From 1946 to 1952 she studied at Warsaw Medical School, graduating on 22 December 1952. Her friend, surgeon Maciek Grochowicz, has said: "Several years after the terrible destruction of the Second World War, I met Joanna and I knew about her sufferings, life-threatening situations, and work in the forced labor factory during the War, but wonderful, optimistic part of her character enabled her to become reborn, open to the future, and full of happiness and enjoyment of life. My recollections of our college times are not only related to exams and our successes. Everybody in that time who came into contact with Joanna remembered a beautiful, elegant, and compassionate person, even during difficult situations. Thanks to her, it was easier to overcome obstacles and develop a circle of close friends. She was an exceptional doctor. Her professional success was based on her ability to combine experience and intuition with a very personal relationship with each of her patients. She had the rare ability to encompass a deep understanding of the patient’s problems with friendship and a natural closeness."

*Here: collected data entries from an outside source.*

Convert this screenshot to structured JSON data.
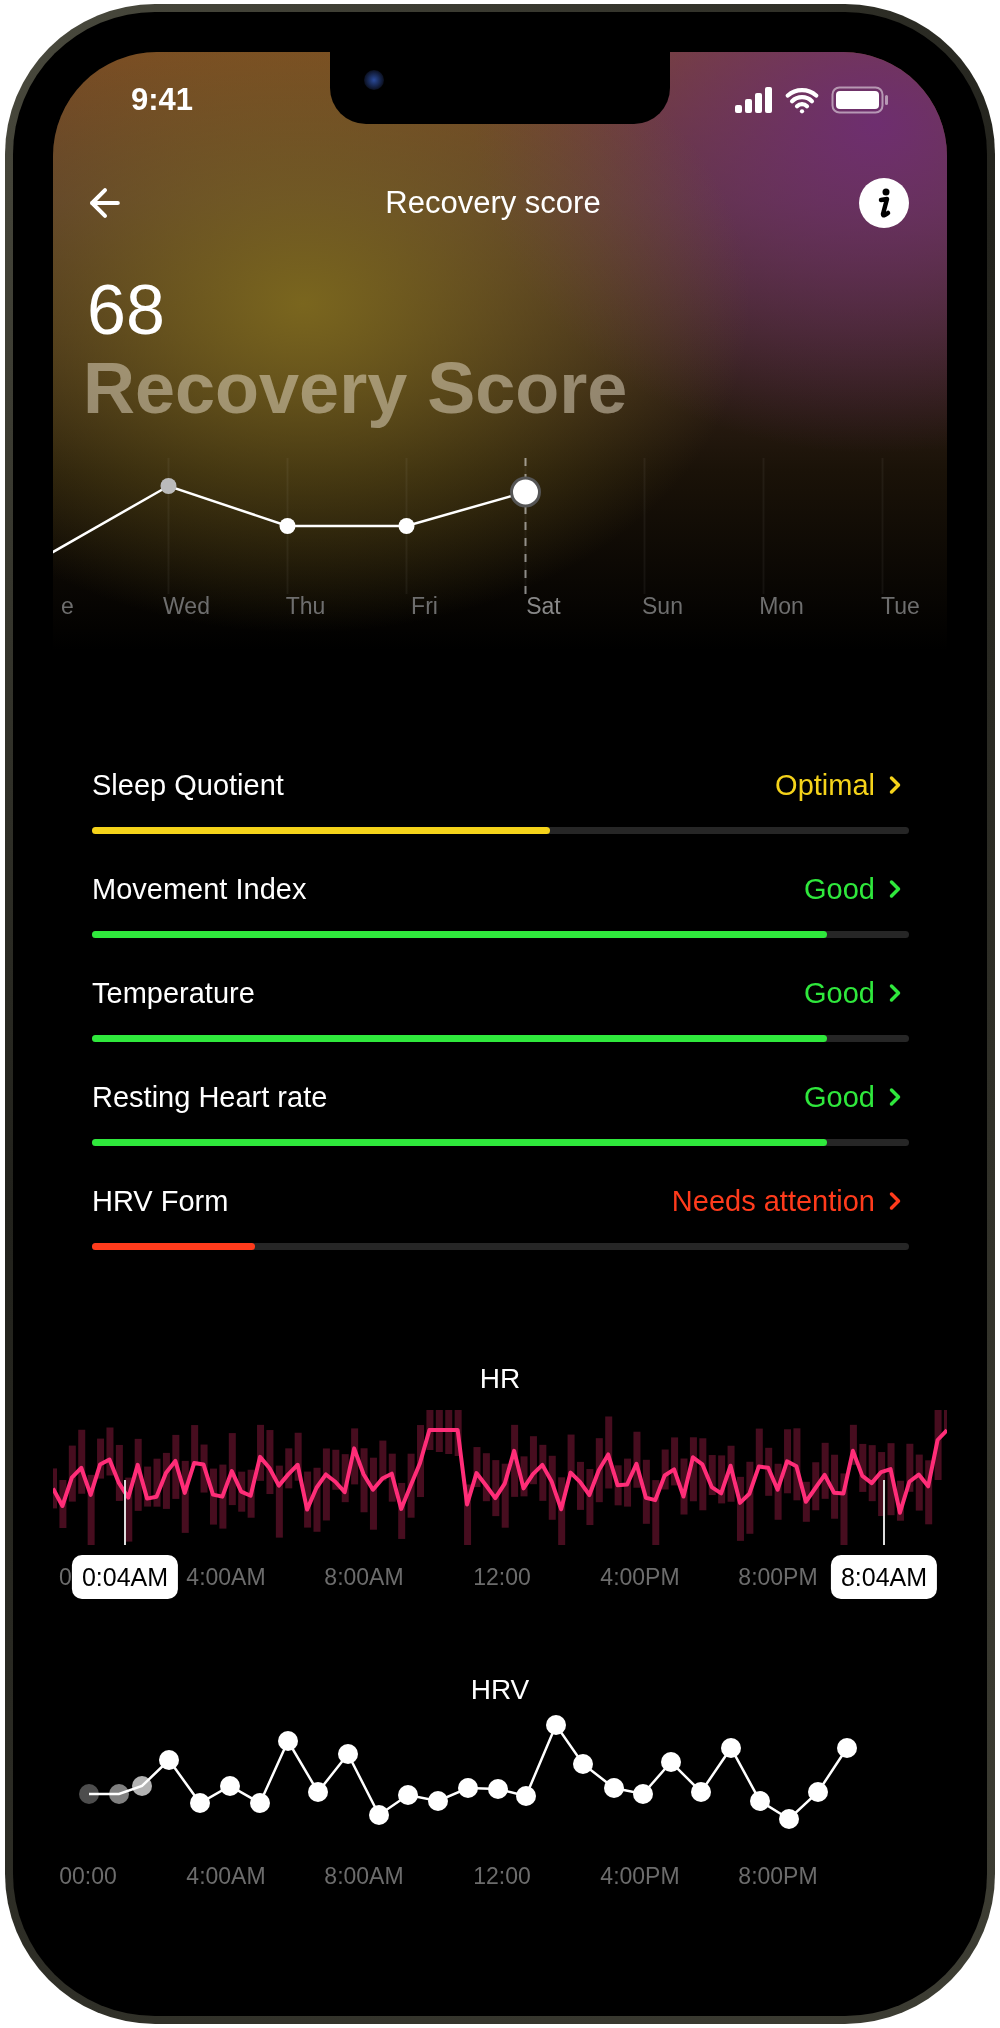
{
  "status_bar": {
    "time": "9:41"
  },
  "header": {
    "title": "Recovery score"
  },
  "score": {
    "value": "68",
    "label": "Recovery Score"
  },
  "week": {
    "days": [
      {
        "label": "e",
        "selected": false
      },
      {
        "label": "Wed",
        "selected": false
      },
      {
        "label": "Thu",
        "selected": false
      },
      {
        "label": "Fri",
        "selected": false
      },
      {
        "label": "Sat",
        "selected": true
      },
      {
        "label": "Sun",
        "selected": false
      },
      {
        "label": "Mon",
        "selected": false
      },
      {
        "label": "Tue",
        "selected": false
      }
    ]
  },
  "metrics": [
    {
      "label": "Sleep Quotient",
      "status": "Optimal",
      "color": "#f5d31a",
      "level": 0.56
    },
    {
      "label": "Movement Index",
      "status": "Good",
      "color": "#2fe83c",
      "level": 0.9
    },
    {
      "label": "Temperature",
      "status": "Good",
      "color": "#2fe83c",
      "level": 0.9
    },
    {
      "label": "Resting Heart rate",
      "status": "Good",
      "color": "#2fe83c",
      "level": 0.9
    },
    {
      "label": "HRV Form",
      "status": "Needs attention",
      "color": "#ff3b1c",
      "level": 0.2
    }
  ],
  "hr_chart": {
    "title": "HR",
    "x_labels": [
      "0",
      "4:00AM",
      "8:00AM",
      "12:00",
      "4:00PM",
      "8:00PM"
    ],
    "tooltips": [
      "0:04AM",
      "8:04AM"
    ]
  },
  "hrv_chart": {
    "title": "HRV",
    "x_labels": [
      "00:00",
      "4:00AM",
      "8:00AM",
      "12:00",
      "4:00PM",
      "8:00PM"
    ]
  }
}
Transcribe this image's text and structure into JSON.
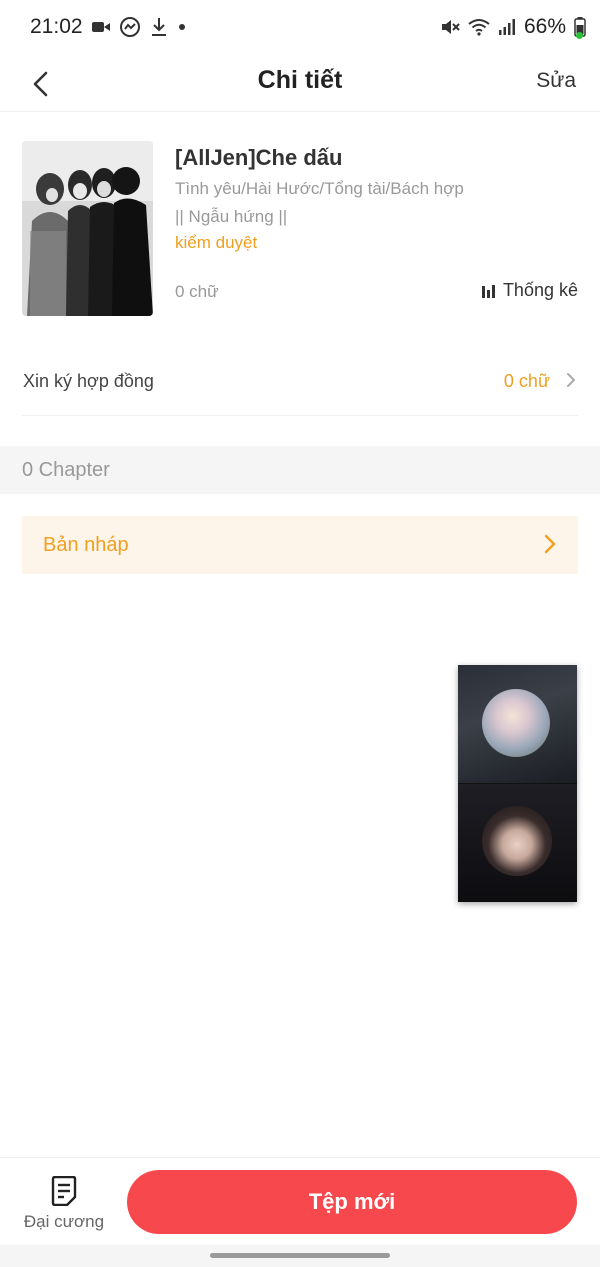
{
  "status_bar": {
    "time": "21:02",
    "battery": "66%",
    "left_icons": [
      "video-icon",
      "messenger-icon",
      "download-icon",
      "dot-icon"
    ],
    "right_icons": [
      "mute-icon",
      "wifi-icon",
      "signal-icon",
      "battery-icon"
    ]
  },
  "nav": {
    "title": "Chi tiết",
    "edit_label": "Sửa"
  },
  "book": {
    "title": "[AllJen]Che dấu",
    "genres": "Tình yêu/Hài Hước/Tổng tài/Bách hợp",
    "description": "|| Ngẫu hứng ||",
    "status": "kiểm duyệt",
    "word_count": "0 chữ",
    "stats_label": "Thống kê"
  },
  "contract": {
    "label": "Xin ký hợp đồng",
    "value": "0 chữ"
  },
  "chapters": {
    "count_label": "0 Chapter"
  },
  "draft": {
    "label": "Bản nháp"
  },
  "bottom_bar": {
    "outline_label": "Đại cương",
    "new_file_label": "Tệp mới"
  },
  "colors": {
    "accent_orange": "#f0a020",
    "primary_red": "#f7494d",
    "draft_bg": "#fdf5e9"
  }
}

After graduation, she worked in the Psychiatry Department at the Warsaw Medical University and subsequently established the Student Psychiatry Clinic for students and academics in Warsaw. She was the director of this clinic for 38 years, working there for the rest of her life.

For many years she organized summer camps for students with nervous disorders, the first one took place in Duszniki in 1970. The therapy was based on, just beginning at that time in Poland, individual and group psychotherapy; one of the psychotherapists was Andrzej Samson. She introduced techniques innovative for that time in Poland - choreotherapy which was organized by Zofia Aleszko, yoga which was organized by Tadeusz Pasek. She established a sanatorium for students with nervous disorders in Warsaw, origins of which she describes as: "In May of 1963, I went to Clinique Dupre in Sceaux, close to Paris. After a month of visiting, I came back obsessed with an idea of founding a sanatorium for students with psychiatric illnesses. In the late spring of 1969, the first 6 students snuck into Gornoslaska Street (previously a tuberculosis sanatorium). Later, there were 12, 22, and finally, it achieved the magic number of 44."

Her grave is in the Ewangelicko-Augsburski Cemetery in Warsaw.